The road to recovery can be rocky and challenging. Many people unnecessarily beat themselves up if they stumble and fall along it the first few times. However, knowledge is half the battle — including recognizing potential pitfalls and how to overcome them. Everything is a learning experience.
That said, you don’t have to struggle through trial and error alone until you find out what works for you. You can learn from the experiences of others — here’s what all moms in recovery should know.
The first thing you should know is that while recovery is possible the first time you go through detox and resolve to quit your substance of choice, you shouldn’t give up if you make a mistake. It takes most people an average of two to five attempts before they manage to quit for good. Some people take longer — it isn’t a reason to abandon hope of getting better. It merely means you’ve discovered methods that don’t work for you.
Part of the reason recovery challenges folks is that addiction creates changes in your neural pathways, triggering cravings. You might not even realize where your impulses stem from. Catching a glimpse of a billboard with folks socially drinking could increase your desire for alcohol even if you don’t consciously recognize the stimulus.
However, drugs like alcohol create chemical changes in your gray matter. For example, while a drink might make you feel calm at first, it alters your brain’s levels of neurotransmitters like glutamate and GABA. When this organ later dries out and tries to return to equilibrium, you could experience severe panic. This terror then drives you to seek relief — often in the same bottle that started the trouble.
Therefore, be patient with yourself. It may sound like a riddle, but the only thing that can help retrain your neural pathways is sufficient exposure to alternative positive stimuli. The time you need to do so takes, well, time.
With whom do you surround yourself when you socialize? One reason for relapse occurs when people return to their old habits not because they desire to use again but from sheer loneliness.
For example, if you previously spent every afternoon at the pub, you could miss your social circle. You can’t expect all your old buddies to quit drinking and take up bowling.
Make a list of those people you know who have healthy interests. Reach out to them and suggest activities that can help nurture your bond. Having people to turn to for support whom you don’t associate with substance use can make a significant difference in your recovery.
What kind of activities interest you that don’t involve substance use? Turning to these pastimes when cravings strike can help keep you on the recovery path.
If your addiction took up all your free time, you might need to become reacquainted with yourself. Ask what makes you happy and what you used to enjoy as a child. If you were always into sports, joining a recreational softball league might do the trick. If you’re more into intellectual pursuits, perhaps an online chess club can help you flex your mental muscle while having fun.
Your initial days of recovery might take place in a carefully monitored inpatient facility. After all, detoxing from some substances can pose severe risks to your health. It isn’t unusual for those coming off of years of alcohol abuse to experience dramatic, sometimes dangerous, liver and brain function shifts.
However, eventually, you’ll need to reintegrate yourself into regular life. That doesn’t mean your therapy ends. Instead, why not explore some of the new treatment modalities that may help you stay clean?
For example, many sexual abuse survivors find that yoga therapy helps them regain a sense of agency over their bodies. Those who love animals might gravitate to equine therapy and budding Picassos to art.
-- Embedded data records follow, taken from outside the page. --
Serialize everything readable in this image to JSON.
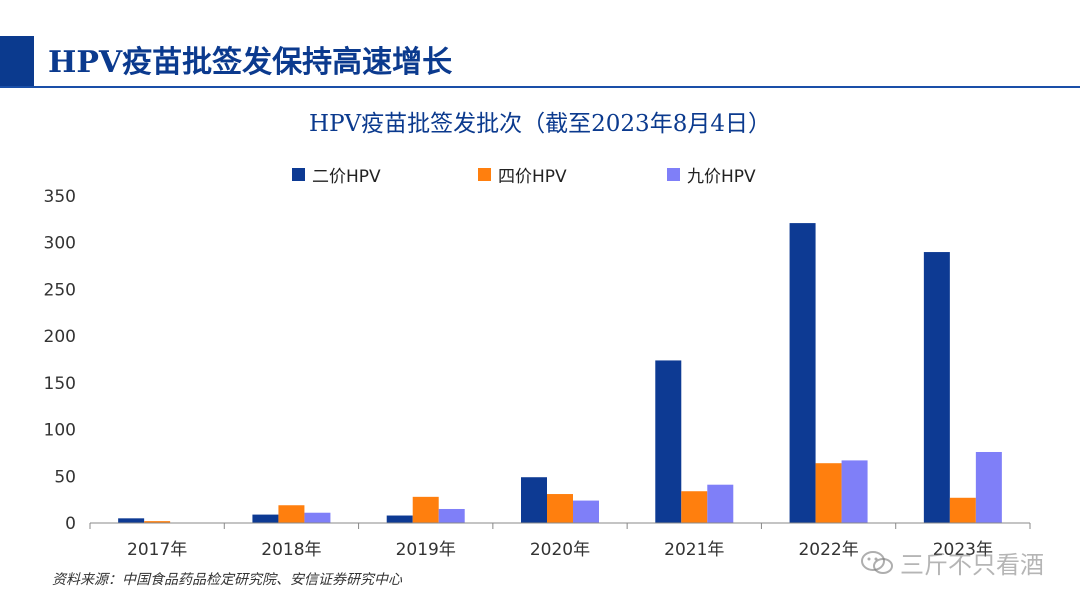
{
  "page": {
    "title": "HPV疫苗批签发保持高速增长",
    "source": "资料来源：中国食品药品检定研究院、安信证券研究中心",
    "watermark": "三斤不只看酒"
  },
  "colors": {
    "brand": "#0b3a8e",
    "series1": "#0d3a93",
    "series2": "#ff7f0e",
    "series3": "#7f7ff8"
  },
  "chart_data": {
    "type": "bar",
    "title": "HPV疫苗批签发批次（截至2023年8月4日）",
    "xlabel": "",
    "ylabel": "",
    "ylim": [
      0,
      350
    ],
    "yticks": [
      0,
      50,
      100,
      150,
      200,
      250,
      300,
      350
    ],
    "categories": [
      "2017年",
      "2018年",
      "2019年",
      "2020年",
      "2021年",
      "2022年",
      "2023年"
    ],
    "series": [
      {
        "name": "二价HPV",
        "values": [
          5,
          9,
          8,
          49,
          174,
          321,
          290
        ]
      },
      {
        "name": "四价HPV",
        "values": [
          2,
          19,
          28,
          31,
          34,
          64,
          27
        ]
      },
      {
        "name": "九价HPV",
        "values": [
          0,
          11,
          15,
          24,
          41,
          67,
          76
        ]
      }
    ],
    "legend": "top",
    "grid": false
  }
}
That isn’t to say you might not combine modalities. For example, perhaps you spend time on the mat in yoga therapy while processing your thoughts surrounding your triggers in traditional psychoanalysis.
Finally, please know that recovery is possible. It may sometimes feel as if you’re Sisyphus, endlessly pushing that boulder up a hill, only to have it roll back down on you. Please believe that eventually, it will gather enough momentum to scale that summit and roll down the other side.
It might help to surround yourself with those who are further along in their recovery. There’s a reason why 12-step programs often have new members identify a sponsor. Such individuals can help you stay on the recovery path and provide necessary encouragement from someone who has been there if you backslide. Eventually, you will achieve sobriety and maintain it.
Getting clean from drugs and alcohol isn’t a task for the faint of heart. Moms in recovery, please know these five things to help you on your path.